Nancy Doughney has become one of the best stained glass artists around. Instead of raking in a profit, she uses her skills to help others.

GRAPEVINE, Texas — Twenty years ago, Nancy Doughney was sitting there watching one of those do-it-yourself shows when she got the urge to do it herself.

“I watched them make a wind chime out of glass and I thought I want to try that,” she said.

Thus began Nancy’s obsession with stained glass. Today, she’s nearly run out of room to display her creations. Her backyard is a stained glass gallery, featuring a horse, a giraffe and roughly a dozen other pieces.

Eventually, her husband, John, started doing it too. Now, virtually every night until midnight the two retired educators are in the studio creating art.

“But Nancy’s development of this now has gone to another level,” John said.

Nancy is now, arguably, one of the most talented stained glass artists anywhere. She creates realistic mosaics that, from a distance, look like detailed paintings, yet they are all made with glass.

Credit: WFAA
Nancy Doughney creates detailed stained glass art that, from a distance, looks like a painting.

Her pieces have been displayed and showcased around the world in places like Times Square and Europe. Not surprisingly, she gets a lot of requests from galleries that want to display her art and people who want to buy it. So, Nancy and John turned it into a business, albeit, not a very good one.

They rarely make a profit, often doing work for free or charging only for materials. They've donated a lot of their time and talent to creating stained glass art for charities.

“No, our business model is not one we would put out there for anyone to adopt,” John said.

A lot of their art is also personal like the stained glass Samantha King brought to them a couple of years back.

“She came in and I remember her coming in crying, just in tears,” John said. “And we said, ‘Tell us how we can help you.’”

“There were a lot of tears shed that day,” said King.

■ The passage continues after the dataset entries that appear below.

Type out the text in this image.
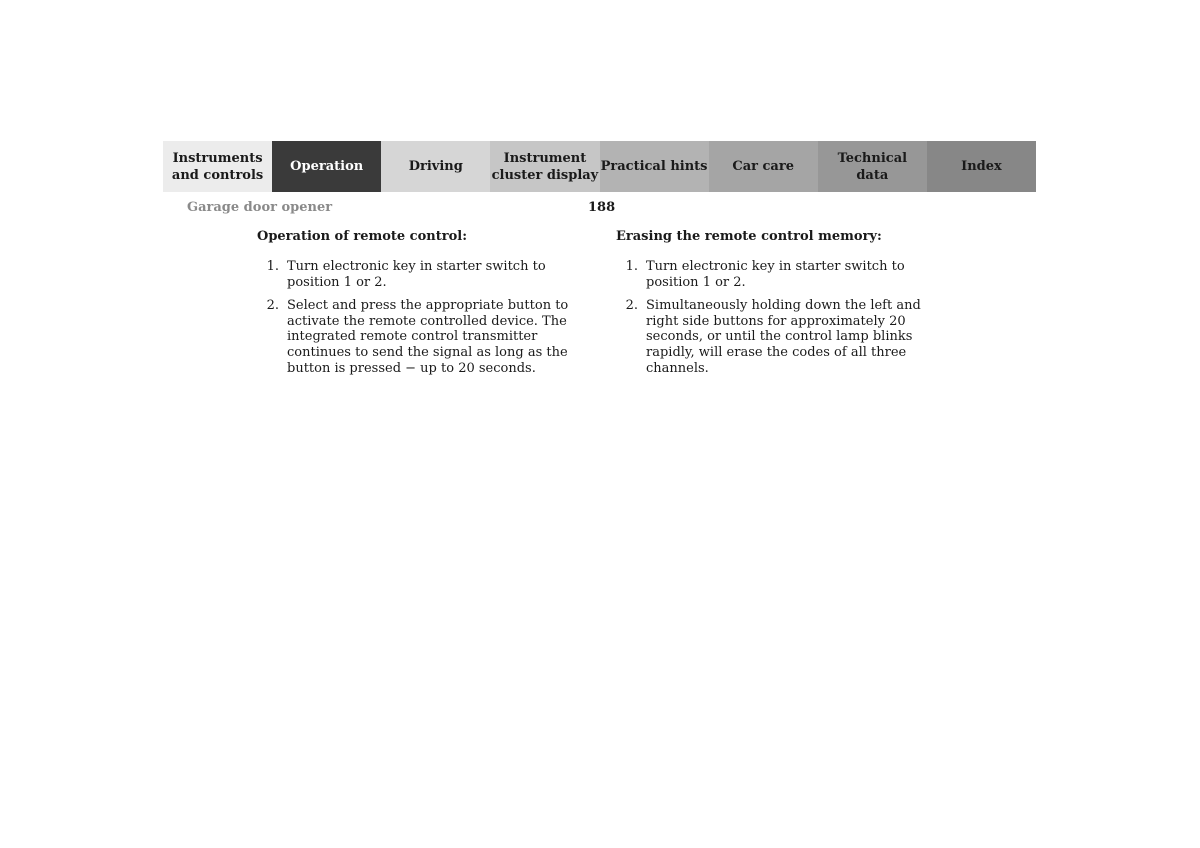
Instruments
and controls
Operation	Driving
Instrument
cluster display
Practical hints	Car care
Technical
data
Index
Garage door opener	188
Operation of remote control:
1. Turn electronic key in starter switch to position 1 or 2.
2. Select and press the appropriate button to activate the remote controlled device. The integrated remote control transmitter continues to send the signal as long as the button is pressed − up to 20 seconds.
Erasing the remote control memory:
1. Turn electronic key in starter switch to position 1 or 2.
2. Simultaneously holding down the left and right side buttons for approximately 20 seconds, or until the control lamp blinks rapidly, will erase the codes of all three channels.
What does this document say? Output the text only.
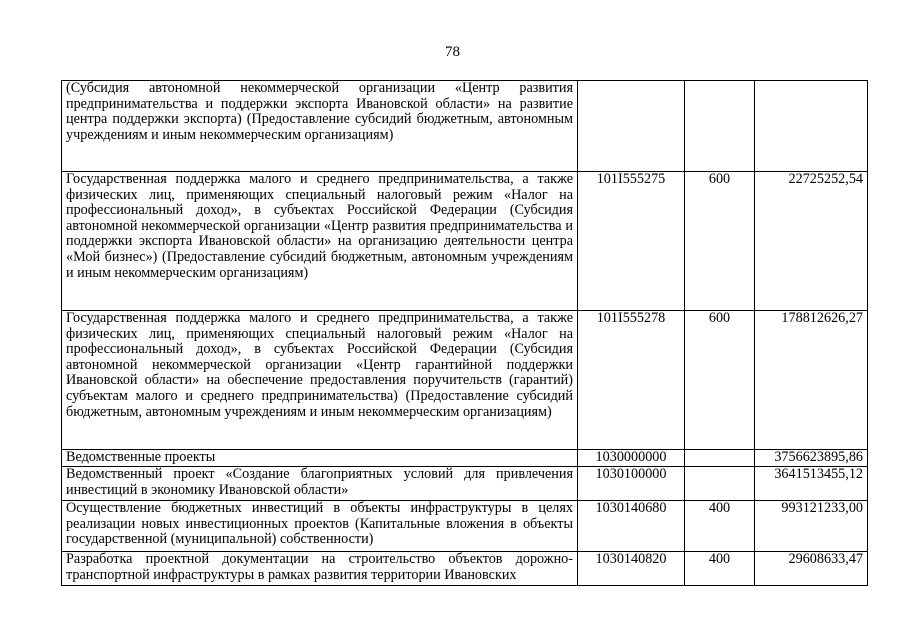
78
(Субсидия автономной некоммерческой организации «Центр развития предпринимательства и поддержки экспорта Ивановской области» на развитие центра поддержки экспорта) (Предоставление субсидий бюджетным, автономным учреждениям и иным некоммерческим организациям)			
Государственная поддержка малого и среднего предпринимательства, а также физических лиц, применяющих специальный налоговый режим «Налог на профессиональный доход», в субъектах Российской Федерации (Субсидия автономной некоммерческой организации «Центр развития предпринимательства и поддержки экспорта Ивановской области» на организацию деятельности центра «Мой бизнес») (Предоставление субсидий бюджетным, автономным учреждениям и иным некоммерческим организациям)	101I555275	600	22725252,54
Государственная поддержка малого и среднего предпринимательства, а также физических лиц, применяющих специальный налоговый режим «Налог на профессиональный доход», в субъектах Российской Федерации (Субсидия автономной некоммерческой организации «Центр гарантийной поддержки Ивановской области» на обеспечение предоставления поручительств (гарантий) субъектам малого и среднего предпринимательства) (Предоставление субсидий бюджетным, автономным учреждениям и иным некоммерческим организациям)	101I555278	600	178812626,27
Ведомственные проекты	1030000000		3756623895,86
Ведомственный проект «Создание благоприятных условий для привлечения инвестиций в экономику Ивановской области»	1030100000		3641513455,12
Осуществление бюджетных инвестиций в объекты инфраструктуры в целях реализации новых инвестиционных проектов (Капитальные вложения в объекты государственной (муниципальной) собственности)	1030140680	400	993121233,00
Разработка проектной документации на строительство объектов дорожно-транспортной инфраструктуры в рамках развития территории Ивановских	1030140820	400	29608633,47
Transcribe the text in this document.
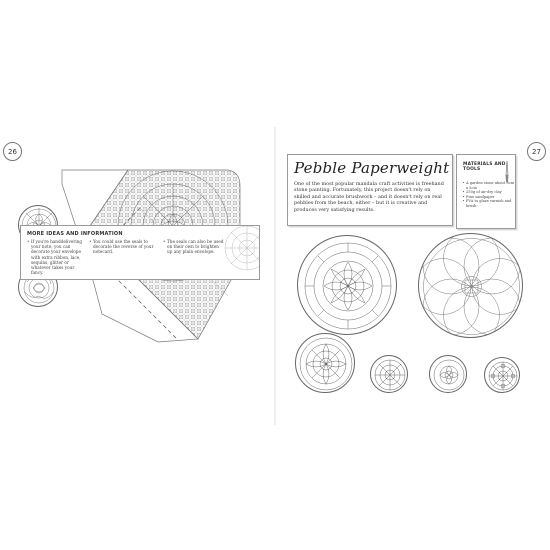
26	27
MORE IDEAS AND INFORMATION
• If you're handdelivering your note, you can decorate your envelope with extra ribbon, lace, sequins, glitter or whatever takes your fancy.
• You could use the seals to decorate the reverse of your notecard.
• The seals can also be used on their own to brighten up any plain envelope.
Pebble Paperweight
One of the most popular mandala craft activities is freehand stone painting. Fortunately, this project doesn't rely on skilled and accurate brushwork – and it doesn't rely on real pebbles from the beach, either – but it is creative and produces very satisfying results.
MATERIALS AND TOOLS
• A garden stone about 3cm x 5cm
• 250g of air-dry clay
• Fine sandpaper
• PVA to glaze varnish and brush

After her grandma’s death, King inherited a piece of her stained glass, which always caught her eye when she visited her grandma in San Angelo.

“It felt like I had a piece of her house with me and that was a piece of her,” King said.

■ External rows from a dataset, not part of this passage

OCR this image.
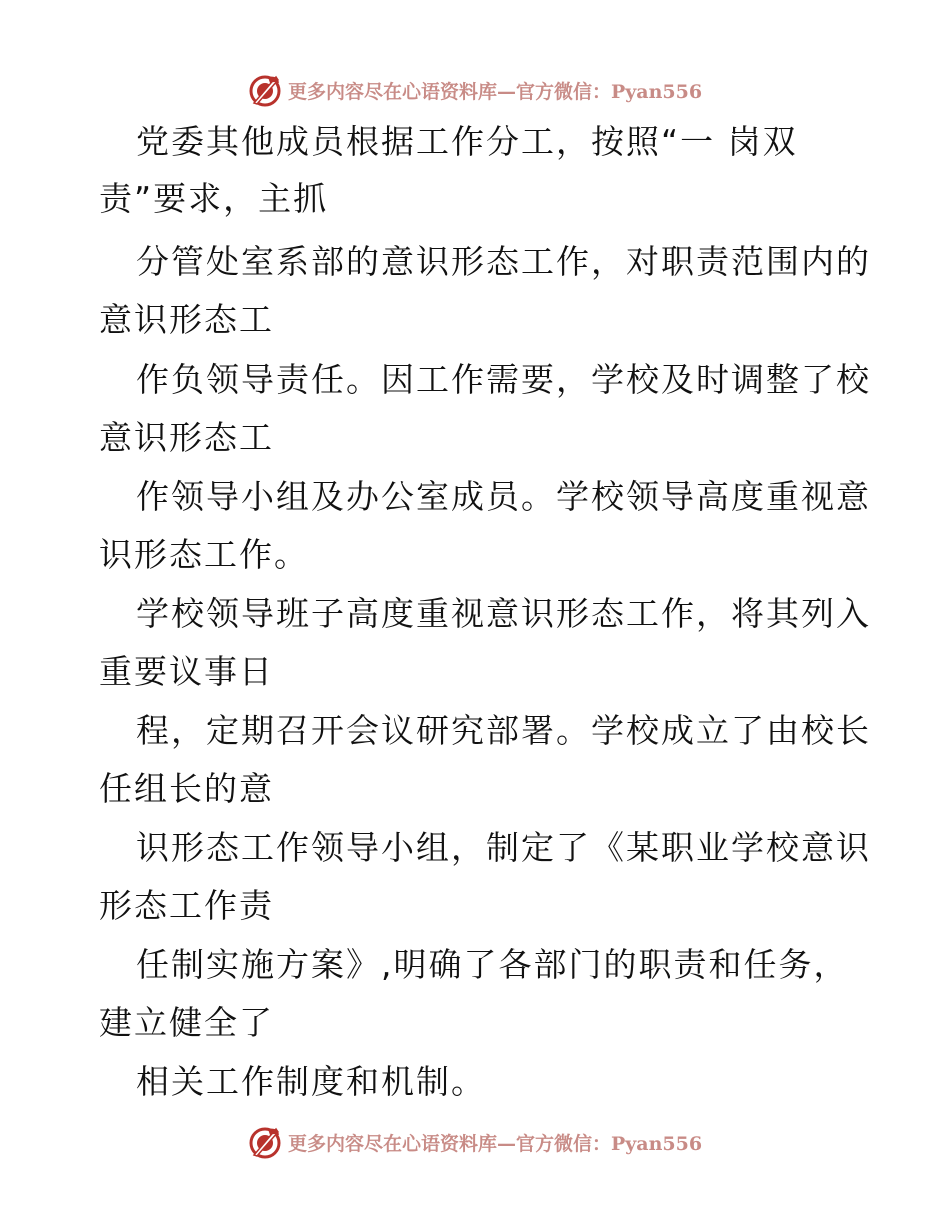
更多内容尽在心语资料库—官方微信：Pyan556
党委其他成员根据工作分工，按照“一 岗双
责”要求，主抓
分管处室系部的意识形态工作，对职责范围内的
意识形态工
作负领导责任。因工作需要，学校及时调整了校
意识形态工
作领导小组及办公室成员。学校领导高度重视意
识形态工作。
学校领导班子高度重视意识形态工作，将其列入
重要议事日
程，定期召开会议研究部署。学校成立了由校长
任组长的意
识形态工作领导小组，制定了《某职业学校意识
形态工作责
任制实施方案》,明确了各部门的职责和任务，
建立健全了
相关工作制度和机制。
更多内容尽在心语资料库—官方微信：Pyan556
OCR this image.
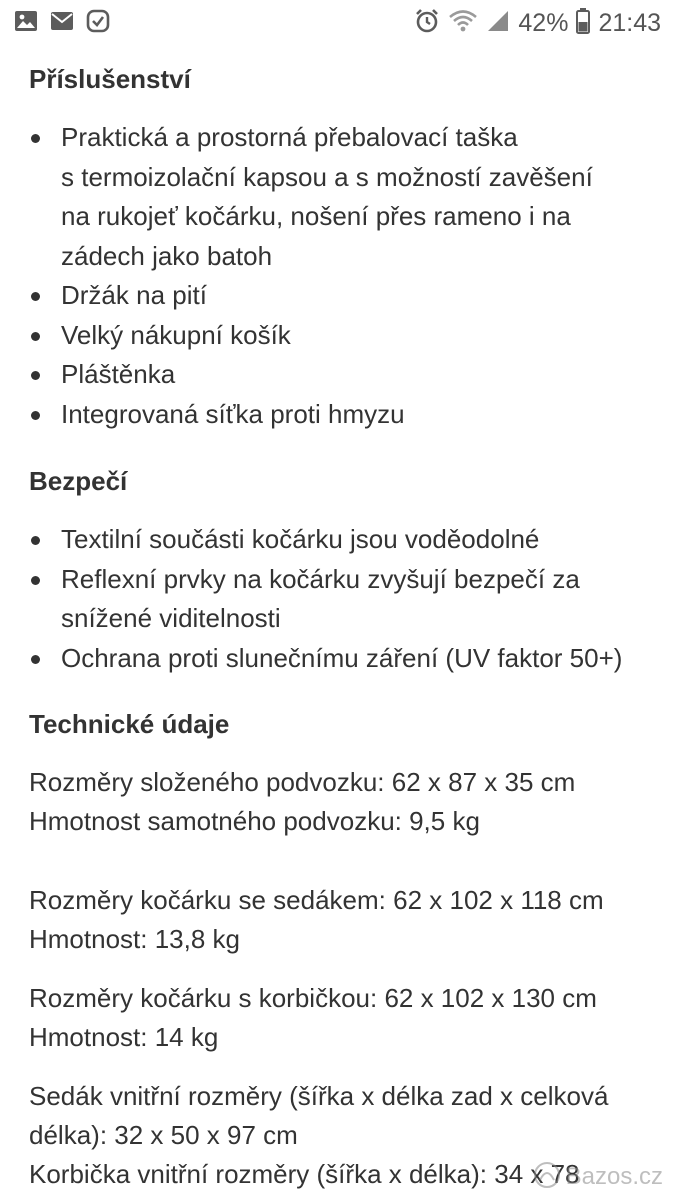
42% 21:43
Příslušenství
Praktická a prostorná přebalovací taška
s termoizolační kapsou a s možností zavěšení
na rukojeť kočárku, nošení přes rameno i na
zádech jako batoh
Držák na pití
Velký nákupní košík
Pláštěnka
Integrovaná síťka proti hmyzu
Bezpečí
Textilní součásti kočárku jsou voděodolné
Reflexní prvky na kočárku zvyšují bezpečí za
snížené viditelnosti
Ochrana proti slunečnímu záření (UV faktor 50+)
Technické údaje
Rozměry složeného podvozku: 62 x 87 x 35 cm
Hmotnost samotného podvozku: 9,5 kg
Rozměry kočárku se sedákem: 62 x 102 x 118 cm
Hmotnost: 13,8 kg
Rozměry kočárku s korbičkou: 62 x 102 x 130 cm
Hmotnost: 14 kg
Sedák vnitřní rozměry (šířka x délka zad x celková
délka): 32 x 50 x 97 cm
Korbička vnitřní rozměry (šířka x délka): 34 x 78
Bazos.cz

But after a bumpy drive home, the glass pane was in pieces. She couldn’t afford the nearly $3,000 it would cost to have it fixed.

Eventually, she found John and Nancy, who put the pieces back together.

“They’re miracle workers,” King said. 

John and Nancy fixed up the pane and even used the broken glass to make two angel ornaments that King can hang on her Christmas tree.

Credit: WFAA
Samantha King was left a stained glass pane from her late grandmother. When it broke, John and Nancy repaired it.

“I was just overwhelmed with emotions,” King said. “I’ll always be thankful for them.”

“It reinforced why we do it,” John said. “If it brings joy to somebody else, then why not do it.”

As John and Nancy have discovered, given the chance to do something kind, it’s always rewarding to do it yourself.